Computing the after-commission price for lay bets is slightly more tricky since our liability depends on the price as well as the bet size. The original lay bet has liability $v_i(p_i-1)$ and win return of $v_ip_i - v_ic = v_i(p_i - c)$ after subtracting commission. We want to find an adjusted price $p'_i$ and adjusted volume $v'_i$ with the same liability and return, i.e.
$$
\begin{align}
v_i(p_i - 1) &= v'_i(p'_i - 1) \quad & \textrm{(matching liability)} \\
v_i(p_i - c) &= v'_ip'_i \quad & \textrm{(matching return)}
\end{align}
$$
We have two equations with two unknowns, $v'_i$ and $p'_i$. Subtracting the second equation from the first and rearranging we get
$$
\begin{align}
v'_i &= v_i(1-c) \\
p'_i &= \frac{p-c}{1-c}
\end{align}
$$
In other words, buying a lay bet of size $v_i$ at price $p_i$ with commission rate of $c$ is exactly equivalent to buying a lay bet of size $v'_i$ at price $p'_i$ with no commission.

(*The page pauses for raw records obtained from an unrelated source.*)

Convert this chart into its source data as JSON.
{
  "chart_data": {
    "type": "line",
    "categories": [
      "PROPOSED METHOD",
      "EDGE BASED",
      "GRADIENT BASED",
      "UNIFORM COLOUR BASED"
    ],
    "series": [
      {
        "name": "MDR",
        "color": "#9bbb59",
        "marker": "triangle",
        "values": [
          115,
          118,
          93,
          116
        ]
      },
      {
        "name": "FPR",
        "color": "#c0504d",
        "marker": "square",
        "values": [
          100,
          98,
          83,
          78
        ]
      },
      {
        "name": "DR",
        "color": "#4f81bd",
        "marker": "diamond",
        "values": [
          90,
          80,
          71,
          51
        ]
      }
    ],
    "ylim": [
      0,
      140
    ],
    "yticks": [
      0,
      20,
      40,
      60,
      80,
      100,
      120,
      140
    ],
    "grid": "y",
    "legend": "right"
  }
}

How do we compute book percentage and bet sizes taking into account commission?
To compute book percentage, we simply use $p'_i$ in place of $p_i$ in equation 1 , for both back and lay bets. If the book percentage using the $p'_i$ is less than one, then we proceed to compute the bet sizes by equation 2 using the $p'_i$. We need to be careful with lay bets though, since equation 2 will give us $v'_i$ instead of $v_i$. To get the actual lay size to buy on the exchange, we need to rearrange for $v_i$:
$$ v_i = \frac{v'_i}{(1-c)}. $$
Continuing the example above, assume our commission rate is $c=0.05$. The after-commission prices are:
ID | Market | Selection | Back/Lay | $p$ | $p'$ |
---|---|---|---|---|---|
A | Correct Score | 0 – 0 | Back | 18 | 17.15 |
B | <Team 1> Win to Nil | No | Lay | 1.21 | 1.22 |
C | <Team 2> Total Goals | 1 Goals or More | Back | 1.32 | 1.30 |
Computing the book percentage gives
$$ b = \frac{1}{17.15} + \frac{0.22}{1.22} + \frac{1}{1.3} \approx 1.01 $$
and we can see that with a commission rate of $c=0.05$, the arbitrage is no longer viable.

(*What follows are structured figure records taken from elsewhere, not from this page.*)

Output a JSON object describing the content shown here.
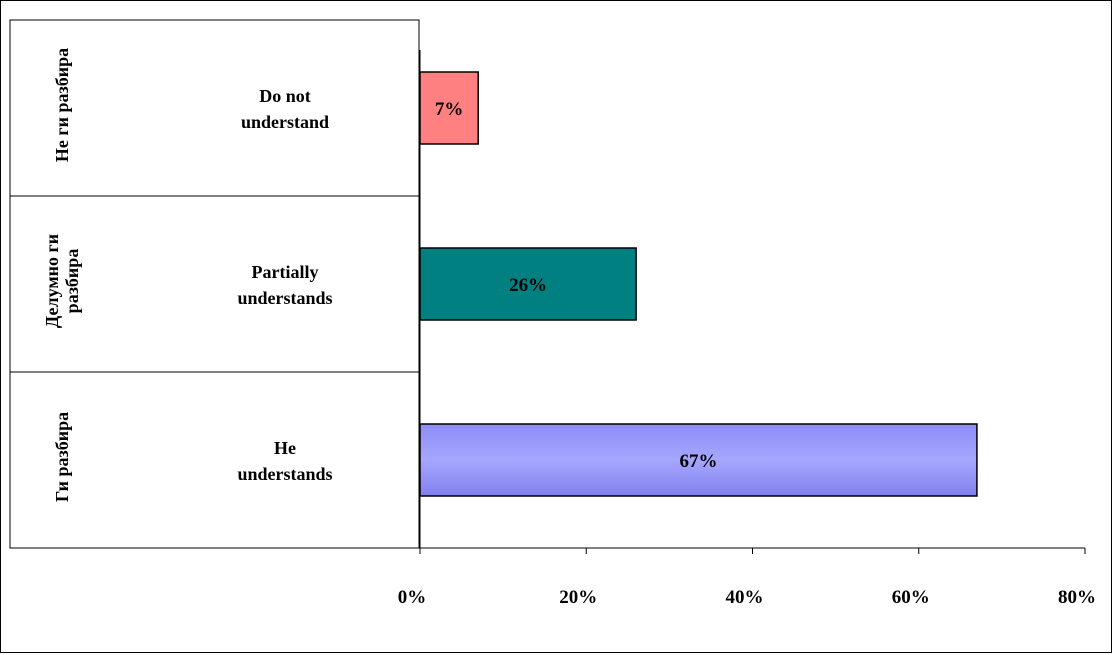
{
  "chart_data": {
    "type": "bar",
    "orientation": "horizontal",
    "title": "",
    "xlabel": "",
    "ylabel": "",
    "xlim": [
      0,
      80
    ],
    "x_ticks": [
      "0%",
      "20%",
      "40%",
      "60%",
      "80%"
    ],
    "grid": false,
    "legend": "none",
    "categories": [
      {
        "group_label": "Не ги разбира",
        "group_label_lines": [
          "Не ги разбира"
        ],
        "label": "Do not understand",
        "label_lines": [
          "Do not",
          "understand"
        ],
        "value": 7,
        "value_label": "7%",
        "color": "#ff8080"
      },
      {
        "group_label": "Делумно ги разбира",
        "group_label_lines": [
          "Делумно ги",
          "разбира"
        ],
        "label": "Partially understands",
        "label_lines": [
          "Partially",
          "understands"
        ],
        "value": 26,
        "value_label": "26%",
        "color": "#008080"
      },
      {
        "group_label": "Ги разбира",
        "group_label_lines": [
          "Ги разбира"
        ],
        "label": "He understands",
        "label_lines": [
          "He",
          "understands"
        ],
        "value": 67,
        "value_label": "67%",
        "color": "#9999ff"
      }
    ]
  }
}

Suppose instead our commission rate was $c=0.02$:
ID | Market | Selection | Back/Lay | $p$ | $p'$ |
---|---|---|---|---|---|
A | Correct Score | 0 – 0 | Back | 18 | 17.67 |
B | <Team 1> Win to Nil | No | Lay | 1.21 | 1.21 |
C | <Team 2> Total Goals | 1 Goals or More | Back | 1.32 | 1.31 |
Now our book percentage is $b\approx 0.99$, and there is an arbitrage opportunity. If we want to bet a total of $t=£100$, then using equation 2 with the after-commission prices gives:
ID | Back/Lay | $p$ | $p'$ | $v'$ | Size to buy | Liability | Return | Profit | Commission | Net return |
---|---|---|---|---|---|---|---|---|---|---|
A | Back | 18 | 17.67 | 5.69 | 5.69 | 5.69 | 102.42 | 96.73 | 1.93 | 100.49 |
B | Lay | 1.21 | 1.21 | 82.82 | 84.51 | 17.75 | 102.26 | 84.51 | 1.69 | 100.57 |
C | Back | 1.32 | 1.31 | 76.56 | 76.56 | 76.56 | 101.06 | 24.5 | 0.49 | 100.57 |
Size to buy is equal to $v'_i$ in the case of back bets, and $v'_i/(1-c)$ for lay bets. The remaining columns are calculated assuming we buy a bet of this size at price $p$, the actual price available on the exchange.
As we can see, with a commission rate of $c = 0.02$ we can lock in a profit of about 50p.
There are a few more complicating factors that you will have to take into account in practice, including rounding issues, minimum bet sizes , cross-matching and of course actually executing the orders quickly, since arbitrage opportunities are usually competed over. I will write more about these in a future post.